In August of 1968 I can remember driving in New York down the West Side Highway to the piers where the ocean-going liners were docked. I’d done some research on what the United States looked like, how fast the ship was, and how many people would be on board. There ahead of the car in the near distance were the colored funnels of the ships of many different countries. I remember seeing the distinctive ironwork around the stacks of one of the twin ships of the Italian Line. Then I caught sight of the squat red, white, and blue stacks of the United States. “There it is! There it is!” I shouted jumping up and down in the back seat.
No kid was ever as excited at that moment as I was. My father, who was probably anxious about driving in New York traffic, and the imminence of an international departure, turned around with a raised hand as if to strike me and a raised voice. “Calm down!” My mother rebuked him and told him it was all right for me to be excited. But I knew it was all right even before she said so. I had never been more thrilled in my life. And that kid’s instincts were right. The whole world was about to open up for me. My fear had fallen away.
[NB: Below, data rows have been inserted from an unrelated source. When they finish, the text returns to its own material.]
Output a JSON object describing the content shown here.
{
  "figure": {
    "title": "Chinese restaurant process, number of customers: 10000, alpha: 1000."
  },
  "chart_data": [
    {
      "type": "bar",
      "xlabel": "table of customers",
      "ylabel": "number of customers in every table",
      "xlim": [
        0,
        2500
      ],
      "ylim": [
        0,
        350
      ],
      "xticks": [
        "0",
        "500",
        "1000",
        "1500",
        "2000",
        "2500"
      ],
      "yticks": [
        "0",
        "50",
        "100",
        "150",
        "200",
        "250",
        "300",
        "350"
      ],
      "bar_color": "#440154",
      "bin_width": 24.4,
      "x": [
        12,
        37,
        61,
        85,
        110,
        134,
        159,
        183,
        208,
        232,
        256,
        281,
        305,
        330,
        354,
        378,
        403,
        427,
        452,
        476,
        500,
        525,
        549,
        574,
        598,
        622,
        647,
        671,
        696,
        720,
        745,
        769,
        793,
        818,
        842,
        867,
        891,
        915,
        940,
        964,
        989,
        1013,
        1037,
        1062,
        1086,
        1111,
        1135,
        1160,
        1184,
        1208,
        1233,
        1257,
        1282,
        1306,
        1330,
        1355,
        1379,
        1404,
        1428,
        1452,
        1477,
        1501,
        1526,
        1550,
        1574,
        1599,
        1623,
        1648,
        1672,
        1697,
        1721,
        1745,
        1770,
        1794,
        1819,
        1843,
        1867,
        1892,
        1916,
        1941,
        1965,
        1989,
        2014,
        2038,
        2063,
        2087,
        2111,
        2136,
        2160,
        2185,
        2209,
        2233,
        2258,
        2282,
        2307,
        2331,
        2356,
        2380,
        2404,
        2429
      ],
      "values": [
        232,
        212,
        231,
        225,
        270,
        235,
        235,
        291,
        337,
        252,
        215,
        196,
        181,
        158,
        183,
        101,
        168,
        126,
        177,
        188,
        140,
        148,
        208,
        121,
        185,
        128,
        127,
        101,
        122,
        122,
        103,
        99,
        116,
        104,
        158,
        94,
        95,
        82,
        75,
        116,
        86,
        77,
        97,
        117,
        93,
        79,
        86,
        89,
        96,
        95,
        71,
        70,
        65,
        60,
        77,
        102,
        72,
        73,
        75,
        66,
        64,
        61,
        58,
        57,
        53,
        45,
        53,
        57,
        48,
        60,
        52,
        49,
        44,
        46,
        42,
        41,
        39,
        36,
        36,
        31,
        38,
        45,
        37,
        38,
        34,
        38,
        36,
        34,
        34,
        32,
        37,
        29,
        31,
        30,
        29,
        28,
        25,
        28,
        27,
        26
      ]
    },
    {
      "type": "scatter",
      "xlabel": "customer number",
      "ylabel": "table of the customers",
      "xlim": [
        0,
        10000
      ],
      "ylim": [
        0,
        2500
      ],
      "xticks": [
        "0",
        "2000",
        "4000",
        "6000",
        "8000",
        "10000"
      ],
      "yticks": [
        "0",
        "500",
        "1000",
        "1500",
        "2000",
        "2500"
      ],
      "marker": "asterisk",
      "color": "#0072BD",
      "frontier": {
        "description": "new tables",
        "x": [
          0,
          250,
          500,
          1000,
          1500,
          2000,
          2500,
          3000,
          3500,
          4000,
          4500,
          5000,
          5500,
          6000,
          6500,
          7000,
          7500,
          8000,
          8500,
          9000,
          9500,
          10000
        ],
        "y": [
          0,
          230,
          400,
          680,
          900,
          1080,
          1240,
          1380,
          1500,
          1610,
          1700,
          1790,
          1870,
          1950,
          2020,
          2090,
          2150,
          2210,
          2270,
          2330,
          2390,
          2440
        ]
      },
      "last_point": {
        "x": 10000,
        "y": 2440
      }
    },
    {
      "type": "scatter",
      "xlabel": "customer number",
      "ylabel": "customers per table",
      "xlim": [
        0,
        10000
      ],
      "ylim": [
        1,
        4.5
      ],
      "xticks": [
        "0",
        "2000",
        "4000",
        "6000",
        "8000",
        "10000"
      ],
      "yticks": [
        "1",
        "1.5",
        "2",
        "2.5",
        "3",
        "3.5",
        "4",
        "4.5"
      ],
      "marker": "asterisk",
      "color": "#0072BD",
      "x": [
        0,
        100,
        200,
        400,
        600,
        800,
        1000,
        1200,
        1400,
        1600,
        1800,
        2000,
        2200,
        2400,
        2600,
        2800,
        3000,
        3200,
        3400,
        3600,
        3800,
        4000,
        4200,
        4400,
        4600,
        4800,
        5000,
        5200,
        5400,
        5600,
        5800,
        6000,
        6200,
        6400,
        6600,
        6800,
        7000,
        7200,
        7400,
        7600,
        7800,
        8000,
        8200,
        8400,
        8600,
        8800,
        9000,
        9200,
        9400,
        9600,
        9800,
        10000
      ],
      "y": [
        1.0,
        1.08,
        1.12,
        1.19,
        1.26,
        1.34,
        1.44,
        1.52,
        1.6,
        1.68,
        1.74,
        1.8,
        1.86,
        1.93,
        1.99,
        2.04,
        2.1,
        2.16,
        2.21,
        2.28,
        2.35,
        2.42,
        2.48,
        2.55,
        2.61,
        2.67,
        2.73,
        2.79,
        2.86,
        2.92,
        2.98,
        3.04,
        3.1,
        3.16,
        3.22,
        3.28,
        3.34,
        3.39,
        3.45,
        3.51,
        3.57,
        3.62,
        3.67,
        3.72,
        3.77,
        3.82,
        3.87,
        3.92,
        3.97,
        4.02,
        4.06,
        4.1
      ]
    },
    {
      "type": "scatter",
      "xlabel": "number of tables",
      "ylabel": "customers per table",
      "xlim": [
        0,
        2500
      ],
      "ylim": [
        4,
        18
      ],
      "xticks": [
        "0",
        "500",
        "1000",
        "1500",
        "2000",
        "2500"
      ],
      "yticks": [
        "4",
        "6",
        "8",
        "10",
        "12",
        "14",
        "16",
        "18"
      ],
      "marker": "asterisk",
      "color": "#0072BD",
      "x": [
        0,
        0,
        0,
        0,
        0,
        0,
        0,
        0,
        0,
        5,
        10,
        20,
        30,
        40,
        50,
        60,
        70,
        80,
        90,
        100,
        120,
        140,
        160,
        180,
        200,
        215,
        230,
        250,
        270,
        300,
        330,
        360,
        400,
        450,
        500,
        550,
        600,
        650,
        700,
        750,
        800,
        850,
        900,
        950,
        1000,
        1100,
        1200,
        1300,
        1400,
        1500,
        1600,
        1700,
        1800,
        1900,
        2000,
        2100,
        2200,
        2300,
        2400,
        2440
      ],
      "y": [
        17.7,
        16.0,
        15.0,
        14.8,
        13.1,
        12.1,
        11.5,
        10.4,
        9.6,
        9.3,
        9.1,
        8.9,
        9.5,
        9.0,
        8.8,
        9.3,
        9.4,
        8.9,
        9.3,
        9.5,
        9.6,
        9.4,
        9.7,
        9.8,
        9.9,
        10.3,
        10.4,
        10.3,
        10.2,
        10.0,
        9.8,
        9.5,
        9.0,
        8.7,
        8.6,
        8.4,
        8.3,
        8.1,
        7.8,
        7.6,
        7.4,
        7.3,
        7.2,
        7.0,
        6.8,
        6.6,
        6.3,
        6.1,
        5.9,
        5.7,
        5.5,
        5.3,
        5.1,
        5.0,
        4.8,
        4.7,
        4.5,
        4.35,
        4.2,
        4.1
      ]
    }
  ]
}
Dear reader, try and imagine your childhood self on the verge of a great change that terrified you. Allow yourself to have a little cry about your fear at the immensity of that change. Re-considering my childhood has made me newly appreciate all that I was given. It has made me remember a determination to adapt and a capacity for excitement that had me hopping around the back seat of the car. I somehow think that those privileges, that ability to cope, that ultimately unworried embrace of something new are all things that I still have today. They make me dry my tears even in the midst of an unprecedented crisis. Slowly, self-approbation builds and I look upon the uncertain future with a new confidence that whatever happens, I can handle it, and probably even enjoy it. Thanks Marty. For the time being, I have no need to call 311.